Gotu salmis takima bir tempo katmisti. Bakiniz gaz degil, takimin oyununda daha hizli ayni zamanda da kontrollu bir goruntu sergiliyorduk. Birkac hafta oncesine kadar bunlari becermisti. Gelen gecen koyuyordu gecen sene, savunma isini duzeltmisti. Bunda tolganin da katkisi cok buyuk, belki de tek basina yapmistir o isi.
Rikerinkin hucuma bariz bir katkisini goremedik. ilk haftalarda eren, sneijder. Sonralari bruma bireysel olarak hucumu yonlendirdi. Organize bir seyler goremedik. Galatasaray, rakip ceza sahasina kadar oyuna hakim ama oradan sonra rakibe hic tehlike yaratamayan bir cabalamanin otesine gidemedi.
Tum bu degerlendirmelerden ayri, uc dort haftadir dikkatimi ceken bi durum var takimda. Trabzon macindan onceki haftaydi sanirim. Tolganin maca hic konsantre olamadigini, kosmadigini, topla bulusmada vs istafistiklerde ortalamasinin cok altinda kaldigini gormustuk. Baska bir sebebi mi var, yakinini mi kaybetti nedir bilmiyorum ama acikca oynamak istemiyor gibi gorunuyordu disardan. Gecen hafta adanada ayni seyin bin beterini selcuk yapti. Hucumlarda topun gerisinden ataklari izledi, karismadi. Savunmada geri donerken o kadar agirdi ki, eren en uctan gelip selcugu gecip rakibi karsiladi. Yine bir seyler oluyor takimda.

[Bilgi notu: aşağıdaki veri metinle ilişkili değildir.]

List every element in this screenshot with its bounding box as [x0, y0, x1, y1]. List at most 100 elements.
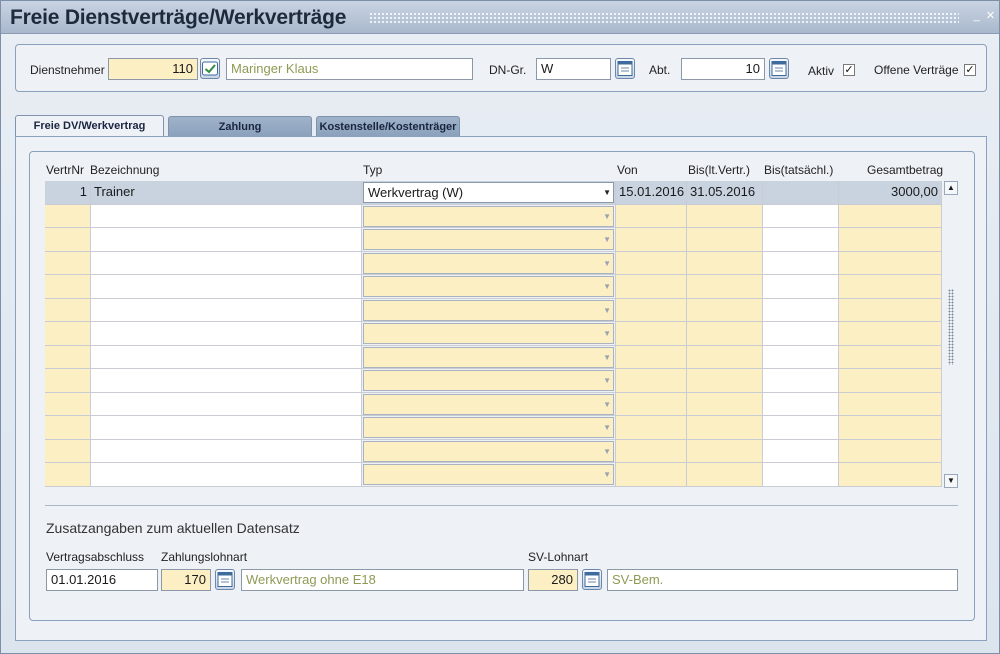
- dropdown-arrow-icon[interactable]: ▼: [603, 418, 611, 437]
- cell-von[interactable]: [616, 369, 687, 393]
- cell-bis-tatsaechl[interactable]: [763, 463, 839, 487]
- abt-lookup-button[interactable]: [769, 58, 789, 79]
- dropdown-arrow-icon[interactable]: ▼: [603, 324, 611, 343]
- cell-typ[interactable]: ▼: [362, 463, 616, 487]
- cell-bis-vertr[interactable]: [687, 345, 763, 369]
- cell-bis-vertr[interactable]: [687, 228, 763, 252]
- cell-von[interactable]: [616, 298, 687, 322]
- cell-bezeichnung[interactable]: [91, 439, 362, 463]
- table-row[interactable]: ▼: [45, 463, 942, 487]
- table-row[interactable]: ▼: [45, 416, 942, 440]
- table-row[interactable]: ▼: [45, 204, 942, 228]
- zahlungslohnart-input[interactable]: 170: [161, 569, 211, 591]
- cell-von[interactable]: 15.01.2016: [616, 181, 687, 205]
- cell-typ[interactable]: ▼: [362, 251, 616, 275]
- cell-bis-tatsaechl[interactable]: [763, 392, 839, 416]
- dienstnehmer-nr-input[interactable]: 110: [108, 58, 198, 80]
- cell-von[interactable]: [616, 463, 687, 487]
- cell-bezeichnung[interactable]: [91, 392, 362, 416]
- cell-typ[interactable]: Werkvertrag (W) ▼: [362, 181, 616, 205]
- typ-dropdown[interactable]: ▼: [363, 370, 614, 391]
- cell-typ[interactable]: ▼: [362, 369, 616, 393]
- typ-dropdown[interactable]: ▼: [363, 464, 614, 485]
- cell-vertrnr[interactable]: [45, 392, 91, 416]
- typ-dropdown[interactable]: ▼: [363, 346, 614, 368]
- confirm-lookup-button[interactable]: [200, 58, 220, 79]
- table-row[interactable]: ▼: [45, 369, 942, 393]
- tab-freie-dv-werkvertrag[interactable]: Freie DV/Werkvertrag: [15, 115, 164, 137]
- cell-vertrnr[interactable]: [45, 369, 91, 393]
- cell-typ[interactable]: ▼: [362, 416, 616, 440]
- svlohnart-input[interactable]: 280: [528, 569, 578, 591]
- aktiv-checkbox[interactable]: ✓: [843, 64, 855, 76]
- cell-typ[interactable]: ▼: [362, 275, 616, 299]
- cell-gesamtbetrag[interactable]: [839, 416, 942, 440]
- dropdown-arrow-icon[interactable]: ▼: [603, 348, 611, 367]
- dropdown-arrow-icon[interactable]: ▼: [603, 465, 611, 484]
- tab-kostenstelle[interactable]: Kostenstelle/Kostenträger: [316, 116, 460, 137]
- cell-vertrnr[interactable]: [45, 416, 91, 440]
- scroll-up-icon[interactable]: ▲: [944, 181, 958, 195]
- cell-bis-tatsaechl[interactable]: [763, 298, 839, 322]
- table-row[interactable]: ▼: [45, 275, 942, 299]
- cell-vertrnr[interactable]: 1: [45, 181, 91, 205]
- minimize-icon[interactable]: _: [971, 11, 982, 22]
- cell-bis-tatsaechl[interactable]: [763, 204, 839, 228]
- cell-gesamtbetrag[interactable]: [839, 228, 942, 252]
- cell-gesamtbetrag[interactable]: [839, 369, 942, 393]
- cell-vertrnr[interactable]: [45, 439, 91, 463]
- tab-zahlung[interactable]: Zahlung: [168, 116, 312, 137]
- table-row[interactable]: ▼: [45, 345, 942, 369]
- cell-bis-tatsaechl[interactable]: [763, 439, 839, 463]
- scroll-grip[interactable]: [948, 289, 954, 365]
- dngr-lookup-button[interactable]: [615, 58, 635, 79]
- cell-vertrnr[interactable]: [45, 275, 91, 299]
- cell-von[interactable]: [616, 204, 687, 228]
- cell-bezeichnung[interactable]: [91, 369, 362, 393]
- cell-gesamtbetrag[interactable]: [839, 275, 942, 299]
- cell-vertrnr[interactable]: [45, 463, 91, 487]
- cell-gesamtbetrag[interactable]: [839, 204, 942, 228]
- cell-von[interactable]: [616, 345, 687, 369]
- cell-bezeichnung[interactable]: [91, 463, 362, 487]
- cell-bis-tatsaechl[interactable]: [763, 181, 839, 205]
- cell-gesamtbetrag[interactable]: [839, 298, 942, 322]
- dropdown-arrow-icon[interactable]: ▼: [603, 395, 611, 414]
- typ-dropdown[interactable]: ▼: [363, 252, 614, 274]
- typ-dropdown[interactable]: Werkvertrag (W) ▼: [363, 182, 614, 203]
- cell-bis-tatsaechl[interactable]: [763, 416, 839, 440]
- cell-bezeichnung[interactable]: [91, 298, 362, 322]
- table-row[interactable]: ▼: [45, 322, 942, 346]
- cell-typ[interactable]: ▼: [362, 439, 616, 463]
- cell-gesamtbetrag[interactable]: [839, 322, 942, 346]
- cell-bis-vertr[interactable]: 31.05.2016: [687, 181, 763, 205]
- cell-bezeichnung[interactable]: [91, 228, 362, 252]
- cell-bezeichnung[interactable]: [91, 204, 362, 228]
- dropdown-arrow-icon[interactable]: ▼: [603, 277, 611, 296]
- cell-von[interactable]: [616, 228, 687, 252]
- cell-bezeichnung[interactable]: [91, 416, 362, 440]
- cell-von[interactable]: [616, 251, 687, 275]
- cell-bis-vertr[interactable]: [687, 439, 763, 463]
- typ-dropdown[interactable]: ▼: [363, 205, 614, 227]
- table-row[interactable]: ▼: [45, 298, 942, 322]
- typ-dropdown[interactable]: ▼: [363, 229, 614, 250]
- cell-von[interactable]: [616, 322, 687, 346]
- cell-typ[interactable]: ▼: [362, 204, 616, 228]
- cell-typ[interactable]: ▼: [362, 392, 616, 416]
- cell-bis-vertr[interactable]: [687, 204, 763, 228]
- cell-bis-tatsaechl[interactable]: [763, 322, 839, 346]
- dropdown-arrow-icon[interactable]: ▼: [603, 254, 611, 273]
- cell-bis-tatsaechl[interactable]: [763, 345, 839, 369]
- table-row[interactable]: ▼: [45, 251, 942, 275]
- cell-bis-vertr[interactable]: [687, 392, 763, 416]
- cell-bezeichnung[interactable]: [91, 251, 362, 275]
- cell-bezeichnung[interactable]: Trainer: [91, 181, 362, 205]
- cell-bis-vertr[interactable]: [687, 322, 763, 346]
- cell-vertrnr[interactable]: [45, 298, 91, 322]
- dropdown-arrow-icon[interactable]: ▼: [603, 183, 611, 202]
- cell-gesamtbetrag[interactable]: [839, 251, 942, 275]
- typ-dropdown[interactable]: ▼: [363, 417, 614, 438]
- cell-vertrnr[interactable]: [45, 204, 91, 228]
- typ-dropdown[interactable]: ▼: [363, 323, 614, 344]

Galatasarayin durumu cok da rikerinkle alakali, rikerinkin elinde degilmis gibi geliyor bana. Gecen hafta maci sabote eden selcuk yerine tolgayi cikardiginda kendisine olan sempatimi yitirdim ben. Yeni yuzleri, takim icin cabalayanlari ezdirmemeliydi. Simdi kendisi de oyuncaga donustu, donusecek. Bunu cok gorduk. Ama diger hocalarin elinde kadro genisligi yoktu, bunda vardi. Ki, tum takimi kesip altyapidan oynatsa bile yuru lan diyecek kadar inandirmisti kendisine. Mac kazanilir kaybedilir o problem degil. Ama bir takimda iki uc haftada bu kadar kirilmalar, performans farkliliklari oluyorsa orda bir bokluk oluyor demektir.
Ayrica bu kacinci oldu be amk. Hep ayni terane.